Expected Value (Mean)
The expected value of a random variable $X$ is a kind of long-run average you would expect if you could repeat the experiment many times.
- For a discrete random variable with pmf $p(x)$:
$$
E[X] = \sum_{x} x \, p(x).
$$ - For a continuous random variable with pdf $f(x)$:
$$
E[X] = \int_{-\infty}^{\infty} x \, f(x)\,dx,
$$
when this integral exists.
Example (fair die):
- $X$ is the number on the die.
- $E[X] = 1\cdot\frac{1}{6} + 2\cdot\frac{1}{6} + \dots + 6\cdot\frac{1}{6}
= \frac{1+2+3+4+5+6}{6} = 3.5.$
You can never actually roll a $3.5$, but it is the average outcome in the long run.
Variance and Standard Deviation
The variance of $X$ measures how spread out the values of $X$ are around its mean.

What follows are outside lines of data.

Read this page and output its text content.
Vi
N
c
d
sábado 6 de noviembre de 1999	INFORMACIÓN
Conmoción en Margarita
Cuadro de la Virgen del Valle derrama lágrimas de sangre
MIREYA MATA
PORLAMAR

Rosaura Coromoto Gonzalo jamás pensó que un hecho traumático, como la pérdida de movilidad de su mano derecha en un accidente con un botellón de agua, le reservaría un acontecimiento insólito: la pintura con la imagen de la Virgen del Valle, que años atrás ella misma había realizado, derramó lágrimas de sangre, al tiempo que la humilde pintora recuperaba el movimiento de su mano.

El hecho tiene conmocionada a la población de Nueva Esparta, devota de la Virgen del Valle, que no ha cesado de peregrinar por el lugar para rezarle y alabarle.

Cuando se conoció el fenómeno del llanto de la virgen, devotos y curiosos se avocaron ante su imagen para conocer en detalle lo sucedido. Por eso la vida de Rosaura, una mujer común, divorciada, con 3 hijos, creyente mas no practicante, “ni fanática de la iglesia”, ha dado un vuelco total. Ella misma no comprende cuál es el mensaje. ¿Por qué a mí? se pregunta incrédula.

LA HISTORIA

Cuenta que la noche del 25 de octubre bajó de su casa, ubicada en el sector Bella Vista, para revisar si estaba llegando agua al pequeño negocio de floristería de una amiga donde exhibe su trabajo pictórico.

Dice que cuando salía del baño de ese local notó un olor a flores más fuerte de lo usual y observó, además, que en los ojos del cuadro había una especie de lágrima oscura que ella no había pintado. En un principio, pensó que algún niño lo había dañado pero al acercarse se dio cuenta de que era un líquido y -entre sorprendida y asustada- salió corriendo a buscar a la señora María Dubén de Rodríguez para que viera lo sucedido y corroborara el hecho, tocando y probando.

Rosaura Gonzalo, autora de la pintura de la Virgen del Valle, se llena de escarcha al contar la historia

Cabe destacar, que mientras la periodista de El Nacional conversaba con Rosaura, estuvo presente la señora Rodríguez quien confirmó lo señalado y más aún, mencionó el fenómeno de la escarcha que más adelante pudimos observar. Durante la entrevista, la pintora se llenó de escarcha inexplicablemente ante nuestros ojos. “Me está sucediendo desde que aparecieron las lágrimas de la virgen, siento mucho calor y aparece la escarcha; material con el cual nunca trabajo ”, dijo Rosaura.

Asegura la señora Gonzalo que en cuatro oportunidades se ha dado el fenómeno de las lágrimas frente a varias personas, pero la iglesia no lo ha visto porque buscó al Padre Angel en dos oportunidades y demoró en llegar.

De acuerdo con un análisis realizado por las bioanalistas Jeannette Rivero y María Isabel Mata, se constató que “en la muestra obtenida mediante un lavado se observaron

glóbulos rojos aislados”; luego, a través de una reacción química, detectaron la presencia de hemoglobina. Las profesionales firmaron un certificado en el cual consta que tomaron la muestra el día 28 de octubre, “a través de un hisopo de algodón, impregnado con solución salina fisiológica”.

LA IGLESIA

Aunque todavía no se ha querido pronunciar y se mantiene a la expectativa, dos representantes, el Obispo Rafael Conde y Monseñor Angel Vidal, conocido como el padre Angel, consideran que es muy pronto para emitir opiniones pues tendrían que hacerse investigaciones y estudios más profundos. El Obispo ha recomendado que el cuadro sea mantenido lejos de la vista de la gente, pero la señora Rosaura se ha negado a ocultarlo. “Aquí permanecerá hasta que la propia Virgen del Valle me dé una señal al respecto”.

It is defined as
$$
\mathrm{Var}(X) = E[(X - E[X])^2].
$$
The standard deviation is the square root of the variance:
$$
\mathrm{SD}(X) = \sqrt{\mathrm{Var}(X)}.
$$
A small variance (and standard deviation) means the random variable usually takes values close to its mean; a large variance means the values are more spread out.
The explicit formulas and examples for variance and standard deviation are covered in the Descriptive Statistics part of the course. Here it is enough to connect them conceptually to random variables as measures of typical value and spread.
Functions of a Random Variable
Often we apply a function to a random variable to create a new random variable. If $X$ is a random variable and $g$ is a deterministic function, then
$$
Y = g(X)
$$
is also a random variable.
Examples:
- If $X$ is the number shown on a die, then $Y = X^2$ is another random variable (possible values: $1,4,9,16,25,36$).
- If $X$ is the time in minutes a customer spends in a store, $Y = \frac{X}{60}$ is their time in hours.
The distribution of $Y$ depends on the distribution of $X$ and the function $g$. In later chapters (especially Probability Distributions and beyond), we study how to find the distribution of transformed random variables, especially for sums and linear combinations (like $aX + b$).
Multiple Random Variables and Independence (Preview)
Sometimes we consider more than one random variable at the same time, defined on the same underlying experiment.
Example:
- Toss a coin twice.
- Let $X$ be the number of heads in the first toss (so $X$ is either $0$ or $1$).
- Let $Y$ be the number of heads in the second toss (also $0$ or $1$).
We can talk about:
- The joint behavior of $(X,Y)$: their values together and corresponding probabilities.
- Independence: $X$ and $Y$ are independent if knowing the value of one does not change the probabilities for the other.
The formal treatment of joint distributions, dependence, and independence is done in more advanced probability study. Here the key idea is that each such quantity you define (number of heads, waiting time, height, etc.) is a random variable, and they can be studied alone or together.
Why Random Variables Matter
Random variables are the basic tools for connecting probability to numbers and data:
- In Probability Distributions, we will study standard distributions (like binomial and normal) that are specific types of random variables with well-known behavior.
- In Descriptive Statistics, we will compute sample means, variances, and other statistics, which are themselves functions of random variables.
- In Inferential Statistics, we will use models built from random variables to make decisions and draw conclusions from data.
Whenever you see words like “the number of,” “the time until,” “the amount of,” “the height of,” describing an uncertain quantity, you are looking at a random variable. Understanding them provides the bridge between abstract probability and real-world data.